The Real Value

The True Power of Mobile Phones:
High-Speed Cellular Communication

The most valuable part of a mobile phone is mobility; the ability to take high quality photos and send them to others instantly, to stream an HD movie to your high-resolution screen, to video chat with your friends, to stream music; all while on the move.

This mobile functionality is only made possible by perhaps the greatest invention of the 21st century – high speed cellular communication.

What is Cellular Technology’s Value to Today’s Connected Devices?

Fifteen years ago, Apple introduced the App Store, a landmark event in the history of the iPhone and the smartphone era. While the iPhone was revolutionary in its design and user interface before the App Store, it lacked the capabilities and profit-making potential that would come to define it. The App Store’s launch was pivotal in harnessing the creativity of millions of third-party developers, which was crucial in realizing the iPhone’s full potential.

Apple Takes a Cut from Every Dollar.

Today, this App Economy generates over a trillion dollars in annual sales through apps ranging from Uber to Candy Crush. Apple takes a cut from every dollar that flows through that ecosystem, collecting at least $450 billion from such commissions over the last 10 years. More importantly, per United States Department of Justice, Apple has illegally monopolized the smartphone market by maintaining a closed ecosystem in pursuit of profits – at the expense of consumers and technological innovation – collecting over $1.5 trillion from iPhone sales over the last decade.

Apple’s App Economy would have never evolved, nor would it work today, without the ubiquitous mobile broadband connectivity provided by cellular technology.

The Value of Common Standards

For smartphones, the most important development in the last 20 years was the rapid wireless network called LTE (Long-Term Evolution), the first truly global standard that could connect us all. As LTE evolves, the capabilities continue to be enhanced with each new generation of the standard (e.g. 4g, 5g, 6g). LTE serves as the global standard for mobile functionality.

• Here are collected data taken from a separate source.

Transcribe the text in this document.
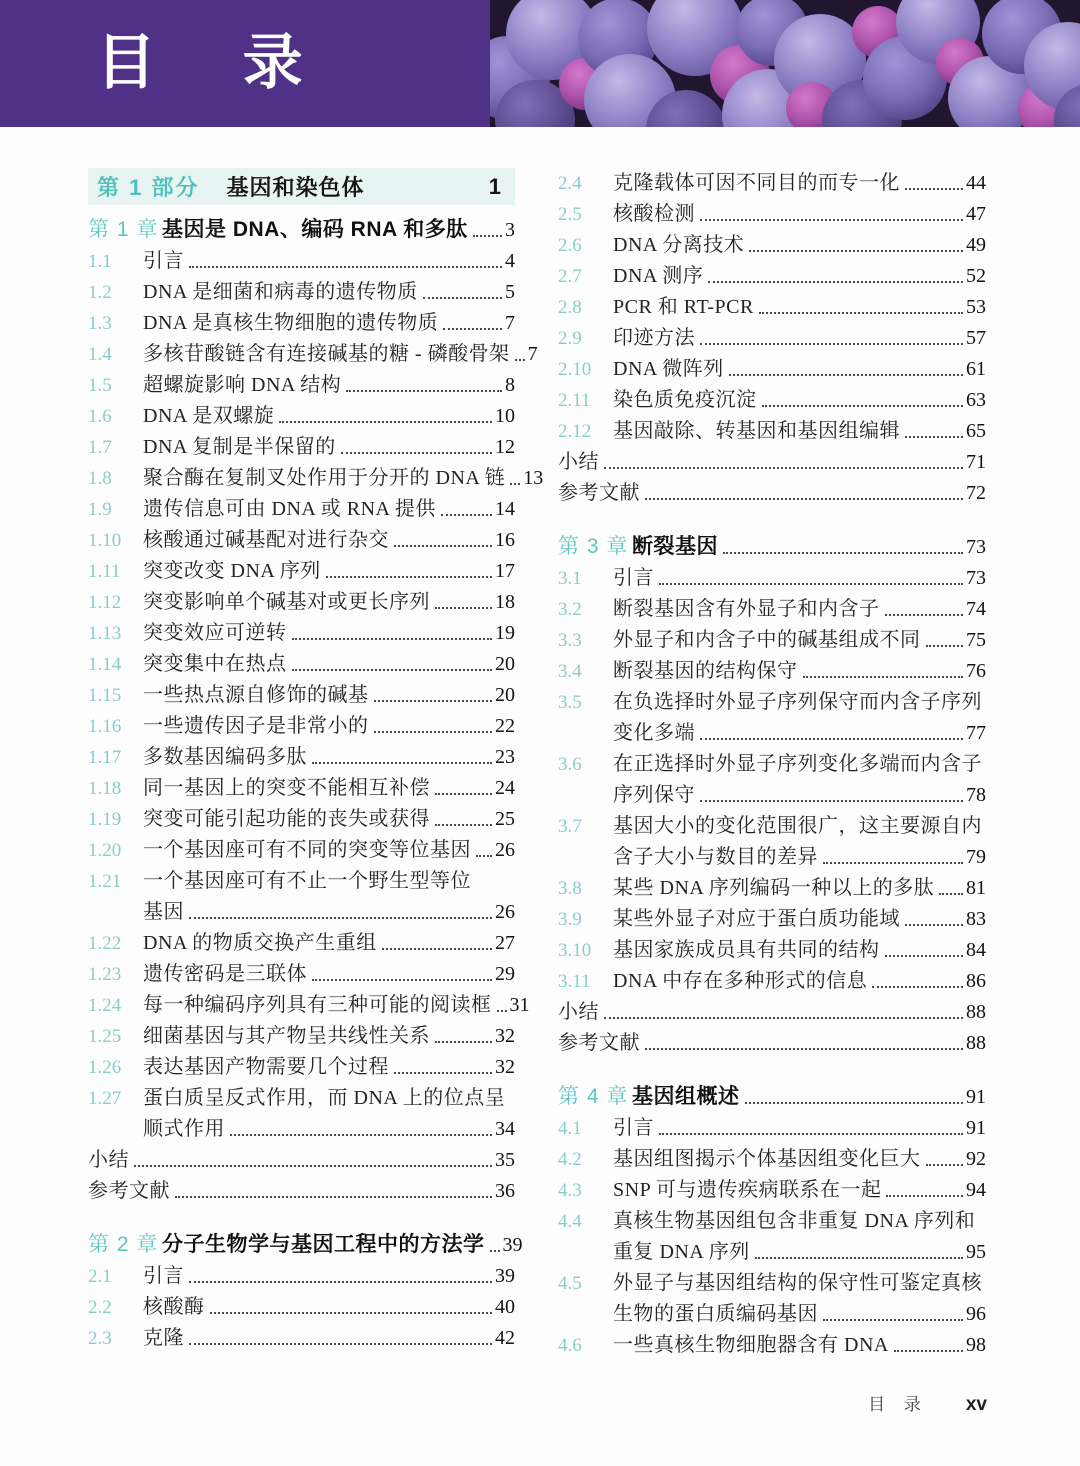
目 录
第 1 部分 基因和染色体	1
第 1 章 基因是 DNA、编码 RNA 和多肽 3
1.1	引言	4
1.2	DNA 是细菌和病毒的遗传物质	5
1.3	DNA 是真核生物细胞的遗传物质	7
1.4	多核苷酸链含有连接碱基的糖 - 磷酸骨架 7
1.5	超螺旋影响 DNA 结构	8
1.6	DNA 是双螺旋	10
1.7	DNA 复制是半保留的	12
1.8	聚合酶在复制叉处作用于分开的 DNA 链 13
1.9	遗传信息可由 DNA 或 RNA 提供	14
1.10	核酸通过碱基配对进行杂交	16
1.11	突变改变 DNA 序列	17
1.12	突变影响单个碱基对或更长序列	18
1.13	突变效应可逆转	19
1.14	突变集中在热点	20
1.15	一些热点源自修饰的碱基	20
1.16	一些遗传因子是非常小的	22
1.17	多数基因编码多肽	23
1.18	同一基因上的突变不能相互补偿	24
1.19	突变可能引起功能的丧失或获得	25
1.20	一个基因座可有不同的突变等位基因 26
1.21	一个基因座可有不止一个野生型等位
基因	26
1.22	DNA 的物质交换产生重组	27
1.23	遗传密码是三联体	29
1.24	每一种编码序列具有三种可能的阅读框 31
1.25	细菌基因与其产物呈共线性关系	32
1.26	表达基因产物需要几个过程	32
1.27	蛋白质呈反式作用，而 DNA 上的位点呈
顺式作用	34
小结	35
参考文献	36
第 2 章 分子生物学与基因工程中的方法学 39
2.1	引言	39
2.2	核酸酶	40
2.3	克隆	42
2.4	克隆载体可因不同目的而专一化	44
2.5	核酸检测	47
2.6	DNA 分离技术	49
2.7	DNA 测序	52
2.8	PCR 和 RT-PCR	53
2.9	印迹方法	57
2.10	DNA 微阵列	61
2.11	染色质免疫沉淀	63
2.12	基因敲除、转基因和基因组编辑	65
小结	71
参考文献	72
第 3 章 断裂基因	73
3.1	引言	73
3.2	断裂基因含有外显子和内含子	74
3.3	外显子和内含子中的碱基组成不同 75
3.4	断裂基因的结构保守	76
3.5	在负选择时外显子序列保守而内含子序列
变化多端	77
3.6	在正选择时外显子序列变化多端而内含子
序列保守	78
3.7	基因大小的变化范围很广，这主要源自内
含子大小与数目的差异	79
3.8	某些 DNA 序列编码一种以上的多肽 81
3.9	某些外显子对应于蛋白质功能域	83
3.10	基因家族成员具有共同的结构	84
3.11	DNA 中存在多种形式的信息	86
小结	88
参考文献	88
第 4 章 基因组概述	91
4.1	引言	91
4.2	基因组图揭示个体基因组变化巨大 92
4.3	SNP 可与遗传疾病联系在一起	94
4.4	真核生物基因组包含非重复 DNA 序列和
重复 DNA 序列	95
4.5	外显子与基因组结构的保守性可鉴定真核
生物的蛋白质编码基因	96
4.6	一些真核生物细胞器含有 DNA	98
目 录 xv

Common standards allow consumers using an iPhone or Samsung phone, for example, to share voice and data in a seamless and efficient manner. Companies that invested huge sums of money in cellular telephone R&D include large developers like Qualcomm, Ericsson, Nokia, and InterDigital, Samsung, LG, Panasonic, Sharp, among others. As with any research and development effort, these companies protect their ideas by obtaining patents.

Who is PanOptis?

PanOptis was formed in 2013 to license a certain set of patents that are essential to cellular standards (SEPs) from Ericsson, LG, and Panasonic. PanOptis seeks to obtain the fair return due from mobile phone manufacturers for the usage of the valuable R&D that was contributed to the industry.

Given the strength of its patent portfolio, which has been scrutinized and validated by the courts in the US, UK, Germany and China, PanOptis has largely been successful in licensing  its patents to some of  the largest smartphone manufacturers in the world including Samsung, Lenovo (Motorola), and Xiaomi, among others.